There is definitely a world problem concerning mass migrations. However, the solution is not talking with one's countrymen and women, regardless of whether one is at the receiving or sending end of the migratory wave, but in changing a world system in which capital and labor flow from the poor to the rich countries.

Furthermore, I am the least authorized to tell anybody to stay put having just arrived here (where I am now) last month and being a 3rd world escapee myself.

Anonymous said...

Outriders of democracy? Gringos already indulge in too many myths to add that one to the repertoire. By the way, your outrider in chief blew it in Australia, no? How would you airbrush that one? And what about the interview he gave Robert Draper? Ay ay ay, I am glad I am not his teacher. I would be speaking with his parents about special ed.

ultima said...

Little Wolf: I guess I missed the Outrider-in-Chief's performance in Australia. What boo boo did he commit this time? I also missed any report on the Draper interview.

How would you change the world system to control the flow of labor and capital? Is there a way to do this without curtailing freedom?

So, you have moved from Chicago to a new location -- is the ICE on your trail? Will I need to ride or outride to your rescue?

Anonymous said...

In Australia he thanked "Austrians" for guarding him at "OPEC". He then had this exchange with Roh Moo-hyun:

Roh: I might be wrong. I think I did not hear President Bush mention a declaration to end the Korean War just now. Did you say so, President Bush?

Bush: It's up to Kim Jong Il.

Roh: If you could be a little bit clearer.

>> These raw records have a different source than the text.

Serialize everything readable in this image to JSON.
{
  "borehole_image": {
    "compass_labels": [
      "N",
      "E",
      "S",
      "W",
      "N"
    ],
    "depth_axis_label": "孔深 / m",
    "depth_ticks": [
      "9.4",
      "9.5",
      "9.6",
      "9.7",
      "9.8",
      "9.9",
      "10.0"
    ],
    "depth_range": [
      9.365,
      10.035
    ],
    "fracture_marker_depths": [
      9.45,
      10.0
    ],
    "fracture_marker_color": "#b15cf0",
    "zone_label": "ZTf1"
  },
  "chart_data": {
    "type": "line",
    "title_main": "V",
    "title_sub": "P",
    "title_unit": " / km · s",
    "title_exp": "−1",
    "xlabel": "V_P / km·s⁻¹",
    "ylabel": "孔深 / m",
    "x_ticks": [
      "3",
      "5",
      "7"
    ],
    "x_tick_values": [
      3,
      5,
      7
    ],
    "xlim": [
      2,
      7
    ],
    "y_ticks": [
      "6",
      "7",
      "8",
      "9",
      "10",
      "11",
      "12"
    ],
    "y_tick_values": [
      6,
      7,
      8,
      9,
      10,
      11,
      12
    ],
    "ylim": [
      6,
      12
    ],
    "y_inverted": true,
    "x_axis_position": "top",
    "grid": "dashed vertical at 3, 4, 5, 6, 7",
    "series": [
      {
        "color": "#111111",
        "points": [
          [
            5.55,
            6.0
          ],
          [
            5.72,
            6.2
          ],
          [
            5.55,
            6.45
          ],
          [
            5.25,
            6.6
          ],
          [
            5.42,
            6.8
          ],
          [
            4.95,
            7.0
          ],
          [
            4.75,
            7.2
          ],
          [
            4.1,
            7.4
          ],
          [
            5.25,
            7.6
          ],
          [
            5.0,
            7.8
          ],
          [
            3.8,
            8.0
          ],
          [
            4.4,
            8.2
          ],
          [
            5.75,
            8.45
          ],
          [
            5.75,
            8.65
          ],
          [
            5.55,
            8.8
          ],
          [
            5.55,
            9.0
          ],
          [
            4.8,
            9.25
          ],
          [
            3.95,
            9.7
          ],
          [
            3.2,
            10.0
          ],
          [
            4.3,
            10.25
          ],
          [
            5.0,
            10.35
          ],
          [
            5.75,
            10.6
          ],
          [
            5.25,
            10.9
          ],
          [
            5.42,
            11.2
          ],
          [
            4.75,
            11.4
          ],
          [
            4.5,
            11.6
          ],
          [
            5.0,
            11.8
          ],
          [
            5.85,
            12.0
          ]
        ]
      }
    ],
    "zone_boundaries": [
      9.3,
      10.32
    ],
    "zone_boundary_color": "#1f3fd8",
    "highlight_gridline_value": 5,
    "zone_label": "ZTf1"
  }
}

Bush: I can't make it any more clear, Mr. President. We look forward to the day when we can end the Korean War. That will happen when Kim Jong Il verifiably gets rid of his weapons programs and his weapons.

Draper interview:

On disbanding Iraqi security forces:

Bush: The policy had been to keep the army intact; didn’t happen.

Pressed as to how the contrary decision was made and his own reaction when it “didn’t happen,” Bush responded, “Yeah, I can’t remember, I’m sure I said, ‘This is the policy, what happened?’”

He added, “Again, Hadley’s [National Security Adviser Stephen Hadley] got notes on all of this stuff.”

Another pearl:

So how does President George Bush junior imagine spending his retirement years?

"I can just envision getting in the car, getting bored, going down to the ranch," he says. He also has big plans for making money. "I'll give some speeches, to replenish the ol' coffers," says Mr Bush, who is already estimated to be worth $20m. "I don't know what my dad gets - it's more than 50-75 [thousand dollars a speech], and "Clinton's making a lot of money".

Anonymous said...

How would you change the world system to control the flow of labor and capital?

Me? I will just sit down and wait. The system is imploding by itself, well, with a little help from its friend, Bush.

Is there a way to do this without curtailing freedom?

Speculators, vultures, usurers, Ponzi schemers, condo flippers, SUV drivers, McMansion dwellers, mall consumers and assorted neoliberal fauna will certainly find their freedom curtailed.

is the ICE on your trail?

Of course not. By the way, beware. Another alien has inched up to form part of that circle of criminal poverty that is engulfing you and threatening to destroy your way of life.

MWA HA HA HA!

ultima said...

I thought that since you just moved a month ago you must be feeling the hot breath of ICE.

A million here, a million there -- soon it begins to add up to more poverty for citizens and a lower standard of living for everyone in America including the illegals and their fellow travelers.

So what do you teach and at what level?